Yea, Dawg, I have a county/state map that give monthly updates on which disease is found where in NY and how many. It really helps me with the horses. I'll look for the link later.


----------



## casportpony (Aug 22, 2015)

seminolewind said:


> Yea, Dawg, I have a county/state map that give monthly updates on which disease is found where in NY and how many. It really helps me with the horses. I'll look for the link later.


California needs that.


----------



## nannypattyrn (Aug 23, 2015)

I got the coop and run all cleaned out, limed with garden lime (odors) & DE (just because I have it ) and sulmet oin the gallon sized waterer because someone had scours. I will let them rest a day then do a 2nd worming. Then I will add vinegar and a pro vitamin and pro biotic to the big waterer. Hopefully, they should be good to go.


----------



## MikeA_15 (Feb 21, 2016)

nannypattyrn said:


> I got the coop and run all cleaned out, limed with garden lime (odors) & DE (just because I have it ) and sulmet oin the gallon sized waterer because someone had scours. I will let them rest a day then do a 2nd worming. Then I will add vinegar and a pro vitamin and pro biotic to the big waterer. Hopefully, they should be good to go.

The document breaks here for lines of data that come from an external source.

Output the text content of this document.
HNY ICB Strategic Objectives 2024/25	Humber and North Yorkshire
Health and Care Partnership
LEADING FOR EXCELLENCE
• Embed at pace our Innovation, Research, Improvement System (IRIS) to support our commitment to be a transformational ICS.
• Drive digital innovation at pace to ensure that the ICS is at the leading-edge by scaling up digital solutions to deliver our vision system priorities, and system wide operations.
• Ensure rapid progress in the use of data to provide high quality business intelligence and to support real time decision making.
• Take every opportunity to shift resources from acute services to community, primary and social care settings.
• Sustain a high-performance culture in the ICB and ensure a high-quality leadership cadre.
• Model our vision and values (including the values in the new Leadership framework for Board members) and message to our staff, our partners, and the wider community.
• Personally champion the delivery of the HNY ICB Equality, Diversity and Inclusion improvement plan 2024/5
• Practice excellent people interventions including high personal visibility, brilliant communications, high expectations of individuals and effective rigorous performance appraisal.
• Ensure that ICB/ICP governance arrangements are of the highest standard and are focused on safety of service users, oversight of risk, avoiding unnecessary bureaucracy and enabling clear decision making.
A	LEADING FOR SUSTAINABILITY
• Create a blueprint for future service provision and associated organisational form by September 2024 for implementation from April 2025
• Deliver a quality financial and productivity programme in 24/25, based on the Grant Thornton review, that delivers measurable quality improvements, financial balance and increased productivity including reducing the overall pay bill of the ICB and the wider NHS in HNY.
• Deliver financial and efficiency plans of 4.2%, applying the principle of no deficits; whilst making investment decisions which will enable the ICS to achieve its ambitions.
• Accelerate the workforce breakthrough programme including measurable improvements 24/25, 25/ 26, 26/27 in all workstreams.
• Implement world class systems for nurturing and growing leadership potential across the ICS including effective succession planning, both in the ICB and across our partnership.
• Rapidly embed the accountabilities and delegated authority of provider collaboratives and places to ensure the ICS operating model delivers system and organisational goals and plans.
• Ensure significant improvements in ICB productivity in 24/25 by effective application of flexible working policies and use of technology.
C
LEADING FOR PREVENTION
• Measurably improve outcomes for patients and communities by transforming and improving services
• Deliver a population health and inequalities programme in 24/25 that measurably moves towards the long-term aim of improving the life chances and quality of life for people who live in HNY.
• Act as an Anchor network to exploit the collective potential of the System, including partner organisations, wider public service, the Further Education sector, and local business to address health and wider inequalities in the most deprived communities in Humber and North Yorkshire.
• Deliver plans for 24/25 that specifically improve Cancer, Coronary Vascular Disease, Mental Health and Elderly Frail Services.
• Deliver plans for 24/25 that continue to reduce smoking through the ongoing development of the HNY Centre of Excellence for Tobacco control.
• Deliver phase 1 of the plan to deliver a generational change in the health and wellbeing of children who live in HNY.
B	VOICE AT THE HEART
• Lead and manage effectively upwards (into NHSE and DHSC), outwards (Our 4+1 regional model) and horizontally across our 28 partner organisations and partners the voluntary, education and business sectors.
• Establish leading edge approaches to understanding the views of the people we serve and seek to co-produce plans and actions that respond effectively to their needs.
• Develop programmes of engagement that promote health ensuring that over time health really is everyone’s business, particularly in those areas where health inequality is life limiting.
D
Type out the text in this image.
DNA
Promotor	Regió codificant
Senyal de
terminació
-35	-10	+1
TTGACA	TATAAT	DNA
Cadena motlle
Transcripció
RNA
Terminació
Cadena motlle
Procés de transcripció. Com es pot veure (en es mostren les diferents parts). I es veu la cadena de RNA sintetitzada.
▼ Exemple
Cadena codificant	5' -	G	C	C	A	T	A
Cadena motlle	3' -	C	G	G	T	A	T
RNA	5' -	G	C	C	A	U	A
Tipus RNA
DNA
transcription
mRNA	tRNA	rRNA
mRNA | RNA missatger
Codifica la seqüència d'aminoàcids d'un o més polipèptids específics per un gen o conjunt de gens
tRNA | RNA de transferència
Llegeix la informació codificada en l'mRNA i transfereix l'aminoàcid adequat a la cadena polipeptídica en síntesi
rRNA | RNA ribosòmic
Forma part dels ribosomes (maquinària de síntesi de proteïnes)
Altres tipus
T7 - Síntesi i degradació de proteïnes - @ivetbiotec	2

Birds will have loose droppings occasionally which doesn't always mean a problem is arising. I would certainly leave vinegar out of the treatment as this will stress the digestive system even more. The poultry vitamin-electrolyte is always good to do 2-3 days a week and especially after a treatment of medications, so that should be good.

With the lime, be sure to work it into the soil by watering. Chickens walking around on certain types of lime can burn their feet. I use fine ground oyster shell on soil sometimes, and it is quite safe.


----------



## seminole wind (Aug 22, 2015)

Mike when I went to the big box stores, the burning type lime was in the lumber area. It's pretty hard to find burning lime elsewhere. I put it down and let them work it in. It's actually calcium carbonate .


----------



## nannypattyrn (Aug 23, 2015)

Seminole, is burning lime the same as garden lime? Mike, I'm not going to put ACV or probiotic in the waterer until I have all their tx done.


----------